The Skyrian horses are friendly, social, robust and intelligent animals. The head is very handsome. The mane is long and thick and usually a hue darker than the skin colour. Their legs are slim, strong and wiry, with strong joints. The tail is low set. The hooves are small, compact and strong, usually black, and do not need shoeing.
The Silva Project is currently working to promote the foundation of Skyros herds elsewhere in Greece and abroad. The Skyros Island Horse Trust  based in Skyros is running a highly successful breeding, conservation, education and welfare project with the Skyrian horses. Another key organisation working to protect the Skyrian horse is the Skyrian horse society, which has created a stud book and is setting up a pedigree for the Skyrian horse. Also another non profit organisation Hippolytus est.2010 (ελληνικά Ιππόλυτος) based in Falani Larissa is making efforts towards promoting the breed culturally and at the same time helping with its preservation.
The Skyros breed is believed to be descended from horses brought to the island of Skyros during the 5th to 8th centuries BCE by Athenian colonists. It is possible that they were used by Alexander the Great in his conquests, and also possible that they are the horses depicted in the friezes of the Parthenon.
They developed mainly as semi-feral horses in the mountainous area on the southern part of the island, although individuals were caught and tamed by farmers for agricultural uses. The advances in agricultural mechanisation during the 1960s threatened the survival of the breed, as they were no longer needed for farm work and their numbers were already low. The prevalence of feral donkeys in the same area of Skyros is also a threat, as the two groups cross-breed and prevent pure breeding by the Skyros horses.
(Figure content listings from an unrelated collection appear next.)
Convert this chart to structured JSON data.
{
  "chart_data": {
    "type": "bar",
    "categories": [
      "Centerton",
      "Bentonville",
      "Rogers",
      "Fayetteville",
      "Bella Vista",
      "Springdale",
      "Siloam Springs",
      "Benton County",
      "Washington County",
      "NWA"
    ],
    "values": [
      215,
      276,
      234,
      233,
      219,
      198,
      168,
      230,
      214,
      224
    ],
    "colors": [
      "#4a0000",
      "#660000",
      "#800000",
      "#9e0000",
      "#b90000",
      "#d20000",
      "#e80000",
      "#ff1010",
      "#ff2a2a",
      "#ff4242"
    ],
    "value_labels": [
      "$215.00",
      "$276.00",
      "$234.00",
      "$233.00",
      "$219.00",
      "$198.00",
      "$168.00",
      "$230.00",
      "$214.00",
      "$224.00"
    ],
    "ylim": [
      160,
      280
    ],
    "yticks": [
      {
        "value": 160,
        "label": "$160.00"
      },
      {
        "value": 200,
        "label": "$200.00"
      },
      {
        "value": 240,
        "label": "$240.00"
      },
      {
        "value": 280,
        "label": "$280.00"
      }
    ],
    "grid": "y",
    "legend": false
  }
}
During the 1970s there was a short-lived breeding program focused on the Skyros breed. This program brought publicity to the breed, and resulted in them being declared critically endangered in 1991.
The horses are often kept semi-wild, ranging the mountainous interior of the island until they are needed at the harvest for threshing grain. Skyroi are also used as pack horses, harness horses, and for riding.